Certain thrones exist in a state of perpetual flux. Titles like the NFL champion and the Academy Award for Best Actress are extremely likely to shift from year to year, and our culture will never agree on the greatest rapper, the best female pop star or if a young guard is truly the next Michael Jordan. On the flip side, a handful of other thrones are rock-solid entities that have not been, and will never go, seriously challenged. Dick Dale’s title of King of the Surf Guitar is the finest example of this. It’s a role he’s embraced yet also despised for how it has stereotyped his career. However, as a pioneer and icon of surf rock, his status is immutable. Plus, since no current notables are out there making surf music, add an extra layer of concrete to said status. Still, if anyone deserves an award as grandiose as being named the monarch of an entire sub-genre, why not have it be a fascinating figure who is prone to indulging in grandiosity himself?

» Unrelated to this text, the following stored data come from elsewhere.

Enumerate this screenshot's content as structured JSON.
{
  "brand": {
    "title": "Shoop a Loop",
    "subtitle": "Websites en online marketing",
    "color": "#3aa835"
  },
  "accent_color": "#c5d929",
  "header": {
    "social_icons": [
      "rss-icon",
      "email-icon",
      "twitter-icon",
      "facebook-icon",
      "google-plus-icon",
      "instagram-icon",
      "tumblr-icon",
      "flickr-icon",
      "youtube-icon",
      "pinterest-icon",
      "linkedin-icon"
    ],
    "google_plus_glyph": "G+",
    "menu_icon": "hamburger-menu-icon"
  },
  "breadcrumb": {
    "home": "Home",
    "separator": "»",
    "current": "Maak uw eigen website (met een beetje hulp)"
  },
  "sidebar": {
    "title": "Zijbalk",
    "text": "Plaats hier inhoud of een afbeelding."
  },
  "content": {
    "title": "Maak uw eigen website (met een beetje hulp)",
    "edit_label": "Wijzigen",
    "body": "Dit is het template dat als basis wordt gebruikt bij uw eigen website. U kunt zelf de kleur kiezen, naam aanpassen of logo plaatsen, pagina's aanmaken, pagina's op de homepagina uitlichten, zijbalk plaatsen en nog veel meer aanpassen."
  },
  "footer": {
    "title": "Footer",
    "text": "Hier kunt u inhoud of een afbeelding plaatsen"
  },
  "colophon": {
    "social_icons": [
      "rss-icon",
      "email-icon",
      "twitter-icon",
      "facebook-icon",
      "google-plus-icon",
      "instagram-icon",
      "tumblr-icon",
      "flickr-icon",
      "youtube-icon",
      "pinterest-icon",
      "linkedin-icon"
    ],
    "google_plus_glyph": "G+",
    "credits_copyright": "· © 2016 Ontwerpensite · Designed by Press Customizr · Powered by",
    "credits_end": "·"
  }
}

Born Richard Monsour, the 75-year-old Dale has been in the music biz for at least a half-century, experiencing varying waves of popularity along the way. He’s been a rising, suit-clad dreamboat (a 1963 Life magazine story described him as “a thumping teenage idol who is part evangelist, part Pied Piper and all success”), a rock ’n’ roller working in a humdrum doo-wop-influenced style, a guitarist with a thunderous staccato style and an amp- annihilating demand for loudness, and a relatively obscure musician whose career received an unexpected jolt in 1994 when Quentin Tarantino used his “Misirlou” to score the opening of Pulp Fiction. The Greek-folk-song-turned-scorcher that first appeared on 1962’s Surfers’ Choice is a missile of finely tuned reverb and virile strumming that aims to spark instant movement. Dale has long used spirited language to describe how much impact he wants his songs to create, and surf rock’s most famous recording conveys the thrill of motion without a word.
For his part, the guitarist has played up the surfing connections but is someone to be taken seriously. He used to carry his surf board to the stage and then turn it over to reveal his guitar, but he also surfed himself. It was the fans, he says, who crowned him the King of the Surf Guitar.
“Because they called me that, that stuck, but I play everything from Latino [to] ‘Silent Night’ to ‘Amazing Grace.’ I’d rather have it called Dick Dale music, but [surfers] put the terminology of surf music [on the genre] because it gave them the power when they were surfing,” the talkative Dale says, speaking from his home/airport hangar in Twentynine Palms, Calif. He brings up three key inspirations for his style, with the first being a jazz drummer he’s frequently cited and the second referencing his collection of exotic animals: “Me, I was playing from the power of Gene Krupa’s drums, from the power of my lions and tigers, and from the powers of surfing—all three put together.”
Despite his age and diabetes, Dale is touring his ass off again. To be the King of the Surf Guitar is to endlessly rejuvenate yourself through force, pride, stubbornness and idealism. “When I die, it’s not going to be in a goddamn rocking chair with a big belly,” he says. “I’m going to die in one big explosion and body parts are onstage. And that’s the way it is.”